Building our big battery reputation

Working in partnership with Neoen, GHD’s first foray into the world of truly big batteries was as Owner’s Engineer for the Hornsdale Power Reserve in South Australia – the world’s largest battery installation at the time. We have continued to support Neoen’s ambitions over the last year, setting new records by facilitating the planning and environmental approvals for the Victorian Big Battery, the largest Battery Energy Storage System (BESS) in the Southern Hemisphere at 300MW. We have also recently undertaken preliminary work for the proposed 700MW Origin Energy Big Battery project at Eraring Power Station in New South Wales.

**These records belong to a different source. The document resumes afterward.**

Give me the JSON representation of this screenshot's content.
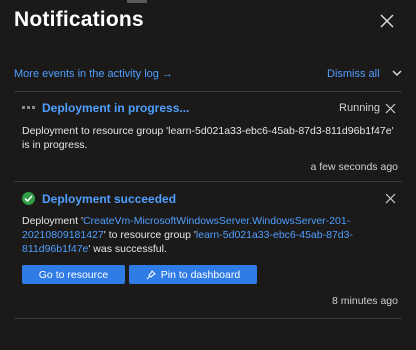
{
  "panel": {
    "title": "Notifications",
    "activity_link": "More events in the activity log",
    "activity_arrow": "→",
    "dismiss_all": "Dismiss all"
  },
  "notifications": [
    {
      "title": "Deployment in progress...",
      "status": "Running",
      "body_prefix": "Deployment to resource group 'learn-5d021a33-ebc6-45ab-87d3-811d96b1f47e' is in progress.",
      "time": "a few seconds ago"
    },
    {
      "title": "Deployment succeeded",
      "body_part1": "Deployment '",
      "deployment_link_line1": "CreateVm-MicrosoftWindowsServer.WindowsServer-201-",
      "deployment_link_line2": "20210809181427",
      "body_part2": "' to resource group '",
      "rg_link_line1": "learn-5d021a33-ebc6-45ab-87d3-",
      "rg_link_line2": "811d96b1f47e",
      "body_part3": "' was successful.",
      "button_go": "Go to resource",
      "button_pin": "Pin to dashboard",
      "time": "8 minutes ago"
    }
  ]
}
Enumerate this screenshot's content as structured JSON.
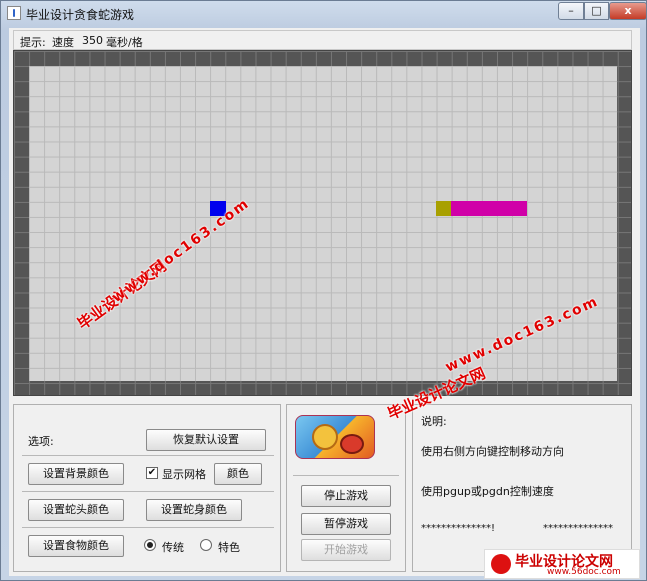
{
  "window": {
    "title": "毕业设计贪食蛇游戏",
    "min_label": "–",
    "max_label": "□",
    "close_label": "x"
  },
  "hint": {
    "prefix": "提示:",
    "speed_label": "速度",
    "speed_value": "350",
    "unit": "毫秒/格"
  },
  "board": {
    "grid_cols": 39,
    "grid_rows": 21,
    "food": {
      "col": 12,
      "row": 9
    },
    "snake": [
      {
        "col": 27,
        "row": 9,
        "part": "head"
      },
      {
        "col": 28,
        "row": 9,
        "part": "body"
      },
      {
        "col": 29,
        "row": 9,
        "part": "body"
      },
      {
        "col": 30,
        "row": 9,
        "part": "body"
      },
      {
        "col": 31,
        "row": 9,
        "part": "body"
      },
      {
        "col": 32,
        "row": 9,
        "part": "body"
      }
    ],
    "colors": {
      "wall": "#555555",
      "background": "#d4d4d4",
      "food": "#0000ee",
      "head": "#a8a000",
      "body": "#d000a8"
    }
  },
  "watermarks": [
    {
      "line1": "毕业设计论文网",
      "line2": "www.doc163.com"
    },
    {
      "line1": "毕业设计论文网",
      "line2": "www.doc163.com"
    }
  ],
  "options": {
    "title": "选项:",
    "restore_defaults": "恢复默认设置",
    "bg_color": "设置背景颜色",
    "show_grid": "显示网格",
    "show_grid_checked": true,
    "color": "颜色",
    "head_color": "设置蛇头颜色",
    "body_color": "设置蛇身颜色",
    "food_color": "设置食物颜色",
    "mode_traditional": "传统",
    "mode_special": "特色",
    "mode_selected": "traditional"
  },
  "controls": {
    "stop": "停止游戏",
    "pause": "暂停游戏",
    "start": "开始游戏",
    "logo_icon": "game-logo-icon"
  },
  "info": {
    "title": "说明:",
    "line1": "使用右侧方向键控制移动方向",
    "line2": "使用pgup或pgdn控制速度",
    "stars_left": "**************!",
    "stars_right": "**************"
  },
  "badge": {
    "name": "毕业设计论文网",
    "url": "www.56doc.com"
  }
}
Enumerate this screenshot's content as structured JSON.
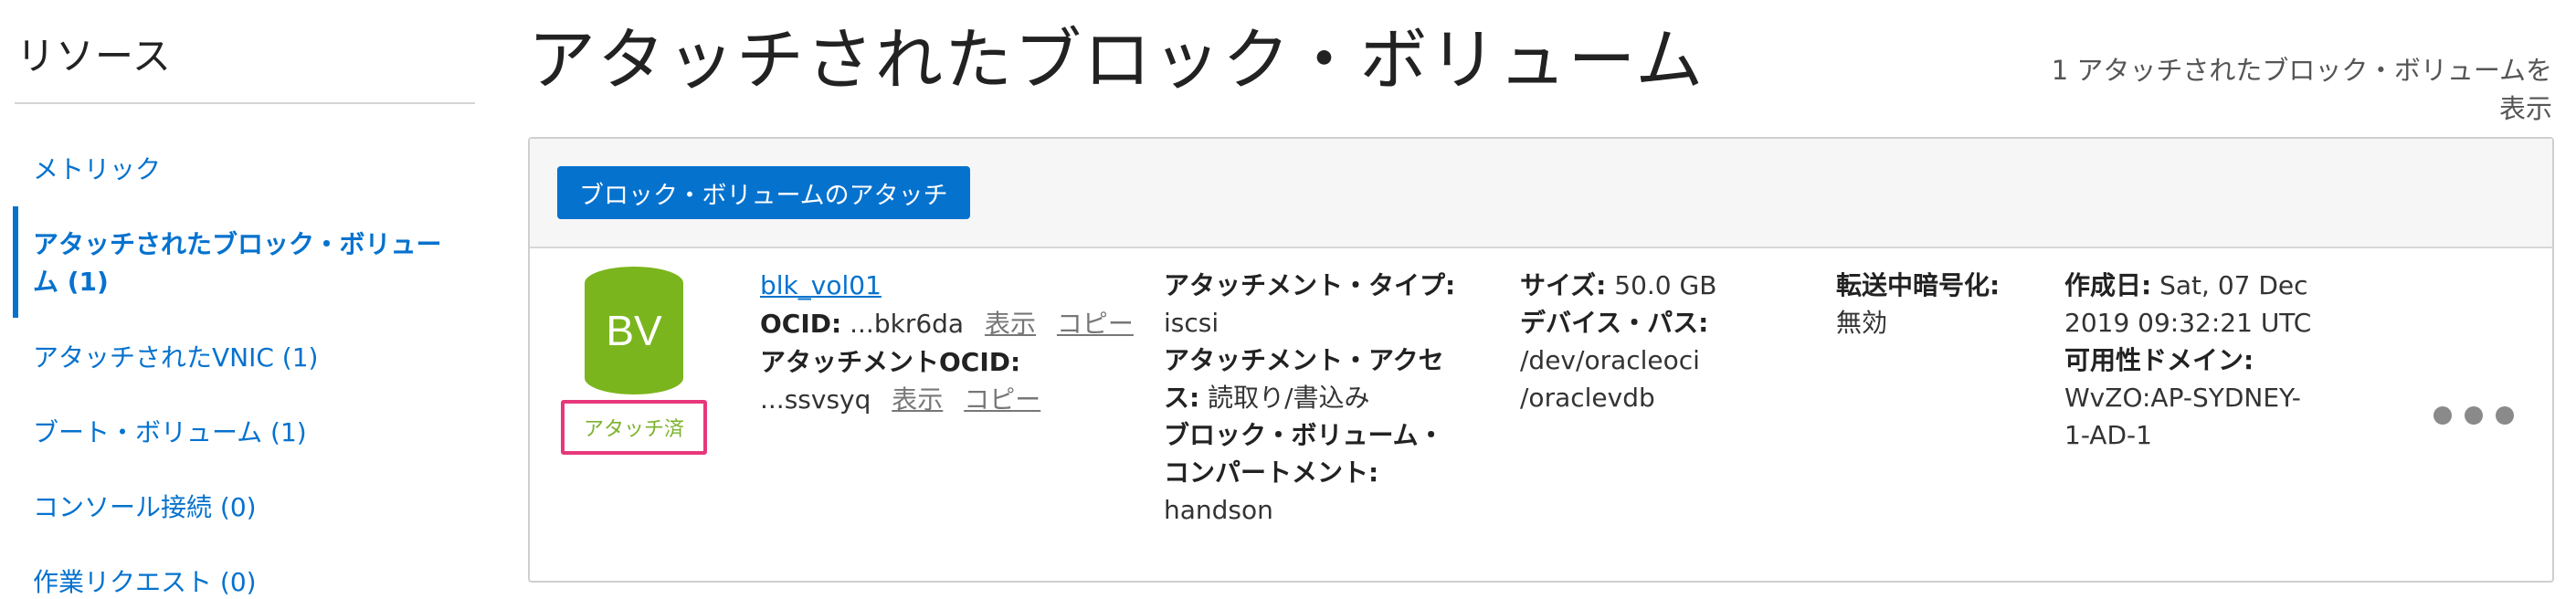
{
  "sidebar": {
    "heading": "リソース",
    "items": [
      {
        "label": "メトリック"
      },
      {
        "label": "アタッチされたブロック・ボリューム (1)"
      },
      {
        "label": "アタッチされたVNIC (1)"
      },
      {
        "label": "ブート・ボリューム (1)"
      },
      {
        "label": "コンソール接続 (0)"
      },
      {
        "label": "作業リクエスト (0)"
      }
    ],
    "active_index": 1
  },
  "header": {
    "title": "アタッチされたブロック・ボリューム",
    "count_text": "1 アタッチされたブロック・ボリュームを表示"
  },
  "toolbar": {
    "attach_button": "ブロック・ボリュームのアタッチ"
  },
  "volume": {
    "icon_text": "BV",
    "status": "アタッチ済",
    "name": "blk_vol01",
    "ocid_label": "OCID:",
    "ocid_value": "...bkr6da",
    "show_label": "表示",
    "copy_label": "コピー",
    "attachment_ocid_label": "アタッチメントOCID:",
    "attachment_ocid_value": "...ssvsyq",
    "attachment_type_label": "アタッチメント・タイプ:",
    "attachment_type_value": "iscsi",
    "access_label_1": "アタッチメント・アクセ",
    "access_label_2": "ス:",
    "access_value": "読取り/書込み",
    "compartment_label_1": "ブロック・ボリューム・",
    "compartment_label_2": "コンパートメント:",
    "compartment_value": "handson",
    "size_label": "サイズ:",
    "size_value": "50.0 GB",
    "device_path_label": "デバイス・パス:",
    "device_path_line1": "/dev/oracleoci",
    "device_path_line2": "/oraclevdb",
    "encryption_label": "転送中暗号化:",
    "encryption_value": "無効",
    "created_label": "作成日:",
    "created_value": "Sat, 07 Dec",
    "created_value_2": "2019 09:32:21 UTC",
    "ad_label": "可用性ドメイン:",
    "ad_value_1": "WvZO:AP-SYDNEY-",
    "ad_value_2": "1-AD-1"
  },
  "colors": {
    "accent": "#0572ce",
    "volume_green": "#7ab51d",
    "status_highlight": "#e6387a"
  },
  "icons": {
    "volume": "block-volume-cylinder-icon",
    "more": "more-actions-icon"
  }
}
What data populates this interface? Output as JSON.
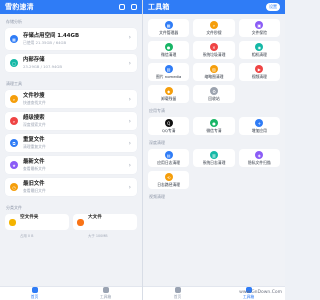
{
  "left": {
    "title": "雪豹速清",
    "sections": {
      "storage": "存储分析",
      "cleanup": "清理工具",
      "categories": "分类文件"
    },
    "storage": {
      "label": "存储占用空间",
      "value": "1.44GB",
      "sub": "已使用 21.35GB / 64GB"
    },
    "internal": {
      "label": "内部存储",
      "sub": "23.29GB / 107.94GB"
    },
    "cleanup_items": [
      {
        "label": "文件秒搜",
        "sub": "快速查找文件"
      },
      {
        "label": "超级搜索",
        "sub": "深度搜索文件"
      },
      {
        "label": "重复文件",
        "sub": "清理重复文件"
      },
      {
        "label": "最新文件",
        "sub": "查看最新文件"
      },
      {
        "label": "最旧文件",
        "sub": "查看最旧文件"
      }
    ],
    "categories": [
      {
        "label": "空文件夹",
        "sub": "占用 0 B"
      },
      {
        "label": "大文件",
        "sub": "大于 100MB"
      }
    ],
    "nav": [
      {
        "label": "首页"
      },
      {
        "label": "工具箱"
      }
    ]
  },
  "right": {
    "title": "工具箱",
    "settings": "设置",
    "tools": [
      {
        "label": "文件管理器"
      },
      {
        "label": "文件秒搜"
      },
      {
        "label": "文件保险"
      },
      {
        "label": "微信清理"
      },
      {
        "label": "系统垃圾清理"
      },
      {
        "label": "相机清理"
      },
      {
        "label": "图片 nomedia"
      },
      {
        "label": "缩略图清理"
      },
      {
        "label": "视频清理"
      },
      {
        "label": "卸载残留"
      },
      {
        "label": "回收站"
      }
    ],
    "sections": {
      "apps": "应用专清",
      "deep": "深度清理",
      "video": "视频清理"
    },
    "apps": [
      {
        "label": "QQ专清"
      },
      {
        "label": "微信专清"
      },
      {
        "label": "增加应用"
      }
    ],
    "deep": [
      {
        "label": "应用日志清理"
      },
      {
        "label": "系统日志清理"
      },
      {
        "label": "隐私文件扫描"
      },
      {
        "label": "日志路径清理"
      }
    ],
    "nav": [
      {
        "label": "首页"
      },
      {
        "label": "工具箱"
      }
    ]
  },
  "watermark": "www.GnDown.Com"
}
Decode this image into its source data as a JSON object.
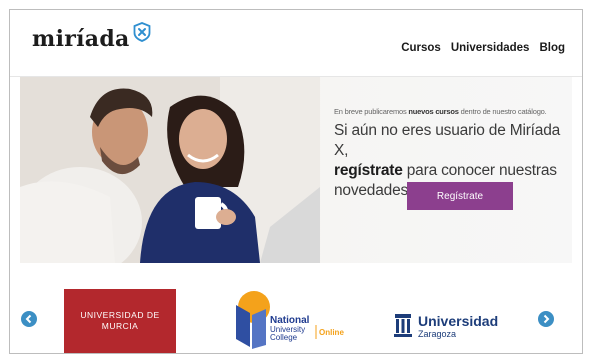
{
  "header": {
    "logo_text": "miríada",
    "nav": [
      "Cursos",
      "Universidades",
      "Blog"
    ]
  },
  "hero": {
    "small_pre": "En breve publicaremos ",
    "small_bold": "nuevos cursos",
    "small_post": " dentro de nuestro catálogo.",
    "line1": "Si aún no eres usuario de Miríada X,",
    "line2_bold": "regístrate",
    "line2_rest": " para conocer nuestras",
    "line3": "novedades.",
    "cta_label": "Regístrate"
  },
  "partners": {
    "murcia_line1": "UNIVERSIDAD DE",
    "murcia_line2": "MURCIA",
    "nuc_line1": "National",
    "nuc_line2": "University",
    "nuc_line3": "College",
    "nuc_online": "Online",
    "zar_title": "Universidad",
    "zar_sub": "Zaragoza"
  },
  "colors": {
    "brand_purple": "#8c3f8e",
    "arrow_blue": "#3c8fc4",
    "murcia_red": "#b3282d"
  }
}
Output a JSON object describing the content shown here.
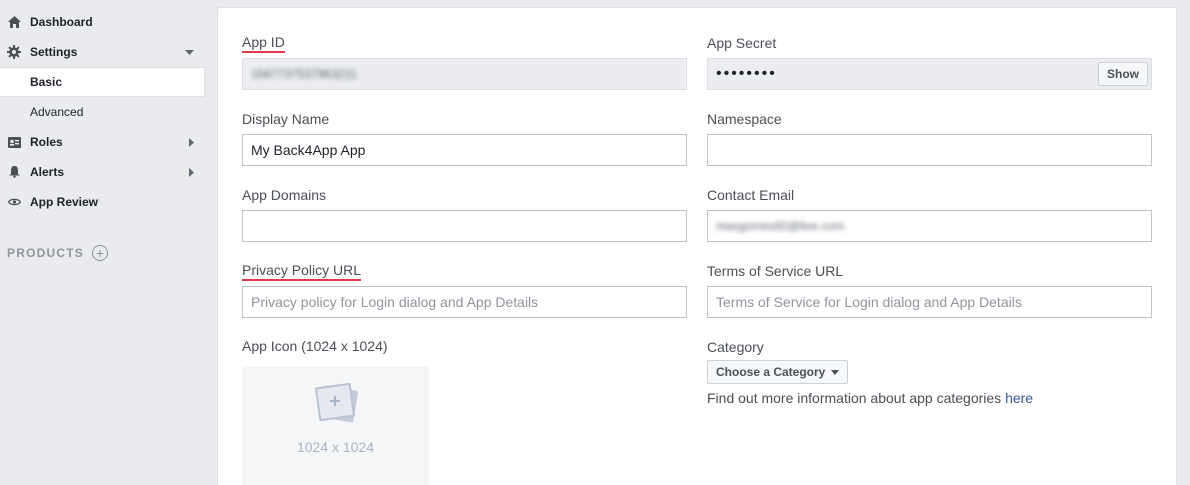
{
  "sidebar": {
    "dashboard": "Dashboard",
    "settings": "Settings",
    "basic": "Basic",
    "advanced": "Advanced",
    "roles": "Roles",
    "alerts": "Alerts",
    "app_review": "App Review",
    "products": "PRODUCTS"
  },
  "form": {
    "app_id": {
      "label": "App ID",
      "value": "1567737537963211"
    },
    "app_secret": {
      "label": "App Secret",
      "value": "••••••••",
      "show_label": "Show"
    },
    "display_name": {
      "label": "Display Name",
      "value": "My Back4App App"
    },
    "namespace": {
      "label": "Namespace",
      "value": ""
    },
    "app_domains": {
      "label": "App Domains",
      "value": ""
    },
    "contact_email": {
      "label": "Contact Email",
      "value": "maxgomes92@live.com"
    },
    "privacy_policy_url": {
      "label": "Privacy Policy URL",
      "placeholder": "Privacy policy for Login dialog and App Details"
    },
    "terms_url": {
      "label": "Terms of Service URL",
      "placeholder": "Terms of Service for Login dialog and App Details"
    },
    "app_icon": {
      "label": "App Icon (1024 x 1024)",
      "size_text": "1024 x 1024"
    },
    "category": {
      "label": "Category",
      "button": "Choose a Category",
      "info_text": "Find out more information about app categories ",
      "info_link": "here"
    }
  },
  "colors": {
    "error_underline": "#e0394a",
    "link": "#365899",
    "background": "#e9ebee"
  }
}
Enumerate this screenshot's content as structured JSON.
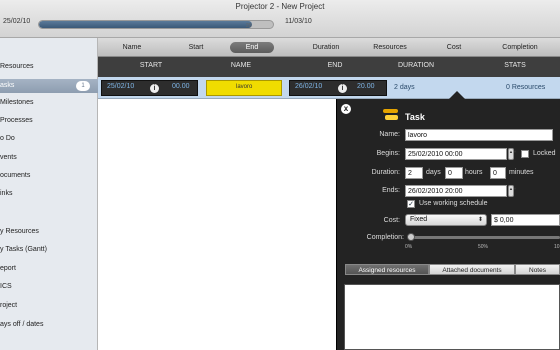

Trans-Tasman pumped hydro push

Building on the ‘bigger is better’ theme, GHD has had the privilege of working on two of the Southern Hemisphere’s largest and most innovative pumped hydro projects – with a third about to kick-off.

In North Queensland, we are delivering the detailed design for the 250MW Kidston Pumped Storage Hydro project in a joint venture with Mott MacDonald. This will be a world-first project to convert a decommissioned gold mine into a pumped storage facility integrated with onsite solar, where the mine’s two pits will be repurposed as upper and lower reservoirs for water storage. Planned for completion in 2024, it will be the first pumped hydro energy storage project to be commissioned in Australia in over 40 years.

We have also been helping Snowy Hydro and the Future Generation JV on the Snowy 2.0 Pumped Hydro Energy Storage Scheme, expanding the Snowy Mountains Hydroelectric Scheme first commissioned in 1974. This ‘nation-building renewable energy project’ will link two existing dams in New South Wales through 27 km of tunnels and build an underground power station. Water will be pumped to the upper dam when there is low demand for electricity and a surplus of renewable energy, and released back to the lower dam to generate energy when demand is high.

Completing the trio of trans-Tasman pumped hydro projects, GHD has recently been appointed (as a subcontractor to Mott MacDonald) to the enormous NZ Battery Project in Central Otago, New Zealand. Estimated to cost around NZD4 billion to deliver, the project will convert Lake Onslow into a giant pumped-hydro facility. This will help manage New Zealand’s ‘dry year problem’ – when existing hydropower catchments don’t receive enough rainfall or snowmelt to maintain storage lake water levels – and replace the existing fossil-fuel back-up energy with a source of clean renewable power.